2006年6月24日土曜日

蕭白にぶろーくんはーとだ。

東京国立博物館テーマ別講演会「江戸時代後期の絵画」全四回の今日が最終回。
本来前期、中期、後期で区分される江戸期をあえて二分して後期とした充実した内容。
第二回の南蘋派だけは所用により参加できなかったのが、よくよく考えてみたら、
今回の特別展に先立つものとしては外してはいけなかったのか・・・と少し残念。

本日第四回は狩野博幸(Kano hiroyuki)同志社大学文化情報学部教授
元々はこの方、京博の名誉館員で、彼の京博で2000年に開催された 「若冲―没後200年―」の企画者だそう。
そこでほーっとか言ってる場合ではなかった。
昨年同じく京博での「曾我蕭白-無頼という愉悦-」、その上、2004国立科学博物館での「STARWARS SCIENCE andART」の企画者でもあると・・・。このSTARWARSの企画は科博での開催自体のハードルが高かったことを当時聞いてる。この数年博物館が面白いのは、こういった、分野を超えた企画で人に目を向けさせる発想力をもったcuratorが活躍している所為なんですね。
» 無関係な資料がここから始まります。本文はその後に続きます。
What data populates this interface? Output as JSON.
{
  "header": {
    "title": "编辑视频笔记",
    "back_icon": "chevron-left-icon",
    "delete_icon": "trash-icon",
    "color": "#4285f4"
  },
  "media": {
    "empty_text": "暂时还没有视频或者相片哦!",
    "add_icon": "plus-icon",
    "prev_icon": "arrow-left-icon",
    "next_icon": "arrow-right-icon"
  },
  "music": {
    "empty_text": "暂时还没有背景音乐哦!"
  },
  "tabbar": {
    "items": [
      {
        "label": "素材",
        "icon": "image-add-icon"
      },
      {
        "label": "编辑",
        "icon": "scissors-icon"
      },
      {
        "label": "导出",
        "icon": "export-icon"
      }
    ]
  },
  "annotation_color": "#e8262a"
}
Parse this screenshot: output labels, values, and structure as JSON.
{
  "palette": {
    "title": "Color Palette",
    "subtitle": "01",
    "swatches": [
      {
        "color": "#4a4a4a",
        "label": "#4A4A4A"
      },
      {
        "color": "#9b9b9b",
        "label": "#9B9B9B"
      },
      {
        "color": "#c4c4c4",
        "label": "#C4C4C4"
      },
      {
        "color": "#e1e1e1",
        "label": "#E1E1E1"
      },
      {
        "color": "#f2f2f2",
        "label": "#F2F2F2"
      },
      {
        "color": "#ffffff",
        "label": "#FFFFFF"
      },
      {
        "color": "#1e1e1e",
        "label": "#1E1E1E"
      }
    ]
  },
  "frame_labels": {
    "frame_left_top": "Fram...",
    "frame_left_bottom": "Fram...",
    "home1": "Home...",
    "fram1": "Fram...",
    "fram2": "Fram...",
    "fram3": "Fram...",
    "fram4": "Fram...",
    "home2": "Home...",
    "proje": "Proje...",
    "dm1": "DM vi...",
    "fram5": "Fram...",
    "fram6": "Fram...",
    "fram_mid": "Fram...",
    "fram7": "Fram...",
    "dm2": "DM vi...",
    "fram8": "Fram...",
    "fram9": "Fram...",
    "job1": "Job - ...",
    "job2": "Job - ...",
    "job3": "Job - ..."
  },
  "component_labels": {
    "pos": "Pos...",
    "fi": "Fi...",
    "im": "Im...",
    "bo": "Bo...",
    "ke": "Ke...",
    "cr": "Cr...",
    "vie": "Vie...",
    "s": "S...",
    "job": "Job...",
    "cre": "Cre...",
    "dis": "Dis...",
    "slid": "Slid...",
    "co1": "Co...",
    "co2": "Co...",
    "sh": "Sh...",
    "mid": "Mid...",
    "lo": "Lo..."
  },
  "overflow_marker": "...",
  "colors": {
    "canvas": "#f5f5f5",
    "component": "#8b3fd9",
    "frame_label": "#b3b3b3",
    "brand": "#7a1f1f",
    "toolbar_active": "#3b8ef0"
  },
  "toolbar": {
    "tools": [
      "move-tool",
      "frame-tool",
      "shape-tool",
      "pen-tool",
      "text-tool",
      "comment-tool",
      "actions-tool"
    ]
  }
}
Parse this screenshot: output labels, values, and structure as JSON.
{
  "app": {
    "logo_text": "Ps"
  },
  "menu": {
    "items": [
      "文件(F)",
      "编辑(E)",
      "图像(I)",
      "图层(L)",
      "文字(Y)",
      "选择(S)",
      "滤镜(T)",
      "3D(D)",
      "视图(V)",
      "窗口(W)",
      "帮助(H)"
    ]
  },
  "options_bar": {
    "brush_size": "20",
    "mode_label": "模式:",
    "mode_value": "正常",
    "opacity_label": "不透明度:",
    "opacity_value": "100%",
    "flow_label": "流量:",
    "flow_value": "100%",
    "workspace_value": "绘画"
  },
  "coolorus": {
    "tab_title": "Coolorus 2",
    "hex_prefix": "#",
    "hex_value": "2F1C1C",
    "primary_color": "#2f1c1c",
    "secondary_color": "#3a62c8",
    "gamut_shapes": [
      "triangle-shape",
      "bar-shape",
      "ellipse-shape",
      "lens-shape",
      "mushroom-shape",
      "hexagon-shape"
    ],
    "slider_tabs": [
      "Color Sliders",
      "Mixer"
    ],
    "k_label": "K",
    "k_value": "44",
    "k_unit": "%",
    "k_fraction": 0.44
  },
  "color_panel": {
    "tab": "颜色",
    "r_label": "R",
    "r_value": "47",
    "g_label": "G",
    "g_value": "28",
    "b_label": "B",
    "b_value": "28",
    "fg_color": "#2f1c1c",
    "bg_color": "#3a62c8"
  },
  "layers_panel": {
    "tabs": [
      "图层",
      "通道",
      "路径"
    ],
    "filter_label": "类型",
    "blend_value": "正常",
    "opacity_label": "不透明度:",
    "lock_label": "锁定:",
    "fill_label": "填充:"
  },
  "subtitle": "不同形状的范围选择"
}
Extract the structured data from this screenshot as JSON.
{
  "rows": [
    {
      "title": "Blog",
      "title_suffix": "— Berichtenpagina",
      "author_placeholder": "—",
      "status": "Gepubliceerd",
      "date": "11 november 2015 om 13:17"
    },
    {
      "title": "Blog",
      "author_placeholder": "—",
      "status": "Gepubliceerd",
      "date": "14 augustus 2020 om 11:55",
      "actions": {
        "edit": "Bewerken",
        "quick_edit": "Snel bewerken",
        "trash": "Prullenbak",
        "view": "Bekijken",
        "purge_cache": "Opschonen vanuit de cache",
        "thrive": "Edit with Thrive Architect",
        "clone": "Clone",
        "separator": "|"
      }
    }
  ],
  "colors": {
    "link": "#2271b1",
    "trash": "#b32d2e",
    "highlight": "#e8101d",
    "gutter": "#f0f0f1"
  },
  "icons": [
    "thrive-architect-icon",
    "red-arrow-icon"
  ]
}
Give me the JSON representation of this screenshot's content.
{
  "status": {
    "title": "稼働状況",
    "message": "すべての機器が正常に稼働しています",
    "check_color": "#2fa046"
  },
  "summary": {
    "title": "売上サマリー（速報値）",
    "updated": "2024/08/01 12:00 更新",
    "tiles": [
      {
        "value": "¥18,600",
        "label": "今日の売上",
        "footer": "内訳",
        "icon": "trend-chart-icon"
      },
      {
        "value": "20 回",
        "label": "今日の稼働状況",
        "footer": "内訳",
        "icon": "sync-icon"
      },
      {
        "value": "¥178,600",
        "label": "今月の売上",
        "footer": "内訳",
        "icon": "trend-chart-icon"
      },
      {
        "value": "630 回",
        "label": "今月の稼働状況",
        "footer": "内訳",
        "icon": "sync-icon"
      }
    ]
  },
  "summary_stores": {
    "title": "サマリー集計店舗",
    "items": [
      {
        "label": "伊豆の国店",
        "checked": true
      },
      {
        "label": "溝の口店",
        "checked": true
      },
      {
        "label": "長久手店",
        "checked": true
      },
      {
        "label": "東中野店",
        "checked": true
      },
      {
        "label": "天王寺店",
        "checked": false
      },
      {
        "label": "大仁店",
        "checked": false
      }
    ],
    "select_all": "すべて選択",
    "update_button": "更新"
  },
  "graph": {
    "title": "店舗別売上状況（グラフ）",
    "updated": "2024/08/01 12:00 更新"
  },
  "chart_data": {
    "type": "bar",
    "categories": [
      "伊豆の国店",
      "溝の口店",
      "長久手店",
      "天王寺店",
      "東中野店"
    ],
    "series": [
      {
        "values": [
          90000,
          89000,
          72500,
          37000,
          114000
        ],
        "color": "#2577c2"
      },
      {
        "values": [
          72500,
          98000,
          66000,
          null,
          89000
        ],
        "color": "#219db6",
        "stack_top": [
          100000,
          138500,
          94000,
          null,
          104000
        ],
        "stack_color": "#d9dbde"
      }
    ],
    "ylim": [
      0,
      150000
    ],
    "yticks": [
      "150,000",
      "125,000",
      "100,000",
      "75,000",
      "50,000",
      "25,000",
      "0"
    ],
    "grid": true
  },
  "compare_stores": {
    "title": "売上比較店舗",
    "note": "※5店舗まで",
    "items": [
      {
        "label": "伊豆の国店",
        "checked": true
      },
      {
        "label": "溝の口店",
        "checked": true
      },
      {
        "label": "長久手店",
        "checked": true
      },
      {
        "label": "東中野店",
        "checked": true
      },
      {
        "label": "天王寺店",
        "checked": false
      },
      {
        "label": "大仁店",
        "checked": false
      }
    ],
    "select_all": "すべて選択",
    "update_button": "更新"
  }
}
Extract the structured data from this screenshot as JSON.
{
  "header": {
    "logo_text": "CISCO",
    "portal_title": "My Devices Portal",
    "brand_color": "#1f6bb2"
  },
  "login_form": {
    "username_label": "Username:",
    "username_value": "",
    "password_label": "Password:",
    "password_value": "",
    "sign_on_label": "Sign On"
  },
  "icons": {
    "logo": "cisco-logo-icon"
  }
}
講演の内容は、当然楽しい進行で最後まで背筋を伸ばし聴き入るばかり。
京都の文化の風潮を福岡から京都へ入洛されたご自身でのあの都市ならではの実体験を交えつつ。
※切り出しに語られたいくつかのエピソードに連れと肩を小刻みに揺らしてうなずく。
復習がてら:
18世紀の京都の文化を背景にした絵画の傾向を大陸からの儒教思想と
その派生から受けた影響による絵師達の進化について。
明代の文学思想、儒教から派生した陽明学とその左派による論語の主張
憤りの表現をもつ曾我蕭白
その反体制が派生し、天台僧の六如(りくにょ)が見たままの情景を詠う写生詩
写実性をもって動植物や山水景を墨絵で描く応挙
そして、その遠心性:独創性、個性に一切の踏襲をもたない若冲
それぞれの観賞の手がかりとなるバックグラウンドを踏まえて、その後スライドを用いた講義となる
二部制のような展開。それぞれに集中できてよかった。

極最近発見された応挙の群鶴図屏風(京博)のすばらしいこと。今年のお正月に公開されていたそう。
本物観たい!来年の新年は京都か・・・。?。

お馴染みとなりつつある若冲の彩色画の数々もいままでとは異なる視点からの
毒舌を交えた鋭い指摘がマンネリ感を一掃させてくださり、流石さすが。
どうやら一昨日のジーコジャパンの醜態の鉾先が若冲にむいていたような気もしないでも・・・笑。
愛だなぁ〜。これも。

なにげにトリをかざったのは「蕭白」ああ、ここに思い入れのポイントあったのですね。
数々の展覧会で、立ち止まる率は確かに多かった「蕭白」だけど、なかなか突っ込む機会がなかった故に、
今回の影響は大きかった。先生の「蕭白」への愛に横恋慕するばかりだ。
ちょっと興味の方向が変わりはじめてしまいました。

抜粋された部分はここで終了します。